At the end of the report, anchor David Assman asked Geraldo about the rumors.
Geraldo said he'd heard nothing.
"It sounds like some rats at my former network, NBC, are spreading some lies about me," he said. "They can't compete fair and square o nthe battlefield, so they try to stab me in the back... MSNBC is such a pathetic cable news network that they'll do anything they can to get attention."
Geraldo has been singing the praises of our boys on the front. It's hard to imagine the sin he'd have to commit to get kicked out.
At the end of the report, he turns to the soldiers and says, "I think these guys are pretty happy to see me." They say, yes, sir. And Geraldo concludes: "I intend to march into Baghdad right beside them."
If he can't get Osama, maybe he'll get Saddam.

: Update: More late-breaking Geraldo news. Drudge is posting new links every minute. Now Reuters and AFP say that Geraldo is getting the boot.

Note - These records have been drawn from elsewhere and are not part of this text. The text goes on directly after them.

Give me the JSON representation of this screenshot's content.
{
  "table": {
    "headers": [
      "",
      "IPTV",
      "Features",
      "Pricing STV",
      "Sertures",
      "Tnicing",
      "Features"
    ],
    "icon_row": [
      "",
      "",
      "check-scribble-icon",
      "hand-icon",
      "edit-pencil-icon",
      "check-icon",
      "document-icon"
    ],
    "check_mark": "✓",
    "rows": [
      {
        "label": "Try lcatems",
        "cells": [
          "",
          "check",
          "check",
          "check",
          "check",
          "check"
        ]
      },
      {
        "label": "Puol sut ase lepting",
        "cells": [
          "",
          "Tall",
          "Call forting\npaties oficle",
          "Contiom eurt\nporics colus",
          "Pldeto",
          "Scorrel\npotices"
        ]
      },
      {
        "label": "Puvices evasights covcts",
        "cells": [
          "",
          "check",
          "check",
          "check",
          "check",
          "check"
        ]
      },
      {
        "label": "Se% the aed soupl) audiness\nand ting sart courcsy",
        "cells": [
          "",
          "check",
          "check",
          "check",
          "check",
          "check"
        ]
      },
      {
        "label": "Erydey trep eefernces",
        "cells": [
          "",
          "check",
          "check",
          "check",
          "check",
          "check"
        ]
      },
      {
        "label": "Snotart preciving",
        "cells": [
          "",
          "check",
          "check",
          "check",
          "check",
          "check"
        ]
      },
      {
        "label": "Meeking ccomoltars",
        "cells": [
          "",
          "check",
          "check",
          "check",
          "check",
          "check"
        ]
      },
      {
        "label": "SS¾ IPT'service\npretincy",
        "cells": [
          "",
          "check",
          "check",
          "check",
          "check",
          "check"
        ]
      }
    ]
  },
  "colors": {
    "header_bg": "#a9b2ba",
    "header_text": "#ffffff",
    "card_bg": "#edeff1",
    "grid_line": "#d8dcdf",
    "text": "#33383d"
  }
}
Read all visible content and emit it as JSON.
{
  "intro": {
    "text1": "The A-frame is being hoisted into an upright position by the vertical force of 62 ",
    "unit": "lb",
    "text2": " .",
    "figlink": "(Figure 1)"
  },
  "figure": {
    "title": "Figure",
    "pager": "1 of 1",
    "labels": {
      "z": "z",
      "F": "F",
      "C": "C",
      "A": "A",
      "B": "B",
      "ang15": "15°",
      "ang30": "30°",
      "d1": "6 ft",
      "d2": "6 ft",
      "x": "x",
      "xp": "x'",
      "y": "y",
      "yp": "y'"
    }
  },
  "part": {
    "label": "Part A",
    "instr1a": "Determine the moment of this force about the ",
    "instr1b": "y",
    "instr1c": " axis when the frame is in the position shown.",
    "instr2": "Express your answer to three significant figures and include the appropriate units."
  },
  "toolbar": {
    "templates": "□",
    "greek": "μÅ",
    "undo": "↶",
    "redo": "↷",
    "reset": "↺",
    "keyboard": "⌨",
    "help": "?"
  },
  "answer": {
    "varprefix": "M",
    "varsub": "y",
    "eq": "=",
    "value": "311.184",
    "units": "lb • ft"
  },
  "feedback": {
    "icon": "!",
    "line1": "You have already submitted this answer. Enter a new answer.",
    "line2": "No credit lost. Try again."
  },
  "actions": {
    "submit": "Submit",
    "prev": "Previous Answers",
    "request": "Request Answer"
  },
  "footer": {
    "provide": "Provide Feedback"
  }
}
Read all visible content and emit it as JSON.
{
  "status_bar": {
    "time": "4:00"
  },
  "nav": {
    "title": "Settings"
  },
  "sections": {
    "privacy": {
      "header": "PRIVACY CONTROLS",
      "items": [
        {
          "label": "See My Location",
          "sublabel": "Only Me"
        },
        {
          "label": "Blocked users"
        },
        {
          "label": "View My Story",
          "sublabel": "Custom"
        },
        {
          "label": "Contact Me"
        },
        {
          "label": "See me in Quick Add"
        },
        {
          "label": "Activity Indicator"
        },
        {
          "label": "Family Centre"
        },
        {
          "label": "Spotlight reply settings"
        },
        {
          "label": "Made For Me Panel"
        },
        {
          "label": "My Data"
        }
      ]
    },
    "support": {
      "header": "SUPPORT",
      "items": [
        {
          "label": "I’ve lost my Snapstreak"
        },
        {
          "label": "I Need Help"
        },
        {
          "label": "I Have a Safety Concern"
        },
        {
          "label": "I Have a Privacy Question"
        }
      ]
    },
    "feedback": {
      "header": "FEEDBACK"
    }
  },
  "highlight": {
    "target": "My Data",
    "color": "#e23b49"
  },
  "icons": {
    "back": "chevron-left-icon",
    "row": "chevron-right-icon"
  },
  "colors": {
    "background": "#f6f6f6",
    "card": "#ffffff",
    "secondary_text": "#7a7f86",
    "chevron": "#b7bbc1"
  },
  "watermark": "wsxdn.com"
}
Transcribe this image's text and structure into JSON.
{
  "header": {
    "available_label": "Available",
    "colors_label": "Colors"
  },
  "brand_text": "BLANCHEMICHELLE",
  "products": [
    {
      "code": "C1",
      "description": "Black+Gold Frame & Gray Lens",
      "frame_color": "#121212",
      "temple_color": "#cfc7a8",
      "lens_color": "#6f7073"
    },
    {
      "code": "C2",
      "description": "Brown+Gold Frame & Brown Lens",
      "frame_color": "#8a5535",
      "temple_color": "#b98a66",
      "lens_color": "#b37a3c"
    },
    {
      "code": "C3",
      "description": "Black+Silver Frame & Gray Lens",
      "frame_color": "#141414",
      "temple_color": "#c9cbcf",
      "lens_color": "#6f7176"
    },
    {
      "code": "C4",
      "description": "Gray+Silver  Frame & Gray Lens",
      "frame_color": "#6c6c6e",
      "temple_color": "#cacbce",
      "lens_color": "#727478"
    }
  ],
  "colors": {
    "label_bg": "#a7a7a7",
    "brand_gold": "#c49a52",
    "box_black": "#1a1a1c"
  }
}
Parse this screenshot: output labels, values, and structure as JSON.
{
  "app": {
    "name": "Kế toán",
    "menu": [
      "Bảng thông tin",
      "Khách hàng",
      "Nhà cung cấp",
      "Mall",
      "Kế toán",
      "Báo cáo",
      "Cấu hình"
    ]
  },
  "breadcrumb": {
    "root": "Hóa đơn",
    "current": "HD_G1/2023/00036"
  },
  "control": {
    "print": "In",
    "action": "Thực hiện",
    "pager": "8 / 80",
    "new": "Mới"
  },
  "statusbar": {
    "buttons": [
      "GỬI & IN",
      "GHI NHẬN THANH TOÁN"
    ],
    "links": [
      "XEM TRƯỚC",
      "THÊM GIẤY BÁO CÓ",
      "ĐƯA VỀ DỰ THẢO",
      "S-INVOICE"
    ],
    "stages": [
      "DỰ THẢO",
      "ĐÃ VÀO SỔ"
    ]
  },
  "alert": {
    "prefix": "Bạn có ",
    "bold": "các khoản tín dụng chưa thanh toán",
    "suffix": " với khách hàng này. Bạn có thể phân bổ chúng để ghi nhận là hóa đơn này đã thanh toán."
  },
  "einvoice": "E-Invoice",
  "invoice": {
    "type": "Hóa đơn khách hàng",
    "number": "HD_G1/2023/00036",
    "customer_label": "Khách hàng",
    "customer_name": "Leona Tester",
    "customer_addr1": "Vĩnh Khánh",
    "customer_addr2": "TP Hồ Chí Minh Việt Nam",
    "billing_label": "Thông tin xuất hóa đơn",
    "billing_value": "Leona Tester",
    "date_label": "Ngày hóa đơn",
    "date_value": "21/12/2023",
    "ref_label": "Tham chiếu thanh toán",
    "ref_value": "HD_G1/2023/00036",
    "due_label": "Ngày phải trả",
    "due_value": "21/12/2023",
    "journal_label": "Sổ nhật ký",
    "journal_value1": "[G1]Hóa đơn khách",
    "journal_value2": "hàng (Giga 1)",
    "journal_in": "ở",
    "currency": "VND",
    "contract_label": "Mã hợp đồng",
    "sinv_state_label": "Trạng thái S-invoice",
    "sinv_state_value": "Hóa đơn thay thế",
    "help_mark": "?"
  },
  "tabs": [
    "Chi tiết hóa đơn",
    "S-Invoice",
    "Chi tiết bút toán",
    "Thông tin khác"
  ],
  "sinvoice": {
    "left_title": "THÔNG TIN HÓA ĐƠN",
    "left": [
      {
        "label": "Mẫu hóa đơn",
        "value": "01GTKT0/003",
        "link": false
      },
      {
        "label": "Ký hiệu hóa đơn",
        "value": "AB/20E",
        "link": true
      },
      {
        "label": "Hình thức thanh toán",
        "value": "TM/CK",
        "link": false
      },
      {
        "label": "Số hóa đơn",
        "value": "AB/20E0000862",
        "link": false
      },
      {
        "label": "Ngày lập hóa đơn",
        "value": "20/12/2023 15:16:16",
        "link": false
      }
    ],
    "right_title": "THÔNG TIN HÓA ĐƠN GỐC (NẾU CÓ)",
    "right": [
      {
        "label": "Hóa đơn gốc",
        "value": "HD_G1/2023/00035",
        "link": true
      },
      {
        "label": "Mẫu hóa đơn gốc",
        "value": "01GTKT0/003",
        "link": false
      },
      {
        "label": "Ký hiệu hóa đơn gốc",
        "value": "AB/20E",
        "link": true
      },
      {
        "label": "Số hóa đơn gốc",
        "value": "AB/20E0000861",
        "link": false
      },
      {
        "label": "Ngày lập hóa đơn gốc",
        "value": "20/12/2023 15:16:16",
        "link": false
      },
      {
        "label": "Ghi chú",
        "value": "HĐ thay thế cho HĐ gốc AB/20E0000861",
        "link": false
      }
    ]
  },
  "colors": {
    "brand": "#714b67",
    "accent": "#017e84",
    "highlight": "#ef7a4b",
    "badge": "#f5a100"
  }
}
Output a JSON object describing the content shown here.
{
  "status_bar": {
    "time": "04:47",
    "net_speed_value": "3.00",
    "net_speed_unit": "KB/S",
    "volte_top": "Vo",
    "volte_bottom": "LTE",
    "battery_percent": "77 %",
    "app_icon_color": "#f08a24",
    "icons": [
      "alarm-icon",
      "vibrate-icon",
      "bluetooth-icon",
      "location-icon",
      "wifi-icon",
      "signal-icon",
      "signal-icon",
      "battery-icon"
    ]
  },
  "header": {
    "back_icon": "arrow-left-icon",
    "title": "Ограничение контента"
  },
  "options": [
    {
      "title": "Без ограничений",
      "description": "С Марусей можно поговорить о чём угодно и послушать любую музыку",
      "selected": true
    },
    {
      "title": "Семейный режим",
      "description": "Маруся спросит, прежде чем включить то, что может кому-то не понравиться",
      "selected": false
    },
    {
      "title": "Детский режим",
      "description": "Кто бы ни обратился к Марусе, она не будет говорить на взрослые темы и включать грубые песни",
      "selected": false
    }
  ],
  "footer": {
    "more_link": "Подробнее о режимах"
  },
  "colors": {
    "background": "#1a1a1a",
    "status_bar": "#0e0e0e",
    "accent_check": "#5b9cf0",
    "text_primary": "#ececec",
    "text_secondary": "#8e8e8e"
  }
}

: On the other hand, there's Peter Arnett. I finally read the transcript of what he said on Iraqi TV. Dope. He never realized that he was a tool. Arnett was always braver than he was bright. It was kinda sad seeing him practically in tears as he saw his career smouldering like a Ba'ath headquarters, but he did it to himself. Dope.

Cat Stevens' ninth life
: Cat Stevens -- aka Yusuf Islam -- has returned to the studio to rerecord Peace Train for an album to benefit Iraqi children. Better he should sing than talk:

"Peace Train is a song I wrote, the message of which continues to breeze thunderously through the hearts of millions of human beings and there is a powerful need for people to feel that gust of hope rise up again," he said.
"As a member of humanity and as a Muslim, this is my contribution to the call for a peaceful solution to the dangerous path some world leaders today seem to be taking."
"Breeze thunderously through the hearts of millions?" His new life gave him neither humility nor eloquence.

Blog lovefest continues
: New York magazine on blogs and war:

The media keep telling us that the military difference between this Gulf War and the last one is technology. True. But it’s the media difference, too. The change is the Web, and the people really following this war are following it online. Dozens of bloggers, writing under rubrics like the Fly Bottle, Skippy the Bush Kangaroo, and the Volokh Conspiracy, are providing serious, up-to-the-minute critiques of the action. And this war’s Ernie Pyle is embedded not with any Army division but in front of a computer about 7,500 miles from Baghdad. Sean-Paul Kelley is a San Antonio money manager. But in temps de guerre, he’s the Agonist (what a brilliant name!), the commander of a must-read Weblog that constantly links to and culls from a range of the most informed, relevant Websites—and that makes for a pretty good first draft of history. “This happened on the front . . . Al-Jazeera is reporting that . . . Oh, and thanks for sending me that pizza, whoever you are.”
“Mom, I wanna be a blogger” may not have much élan. But it’s where we’re going. At least moms will rest easier.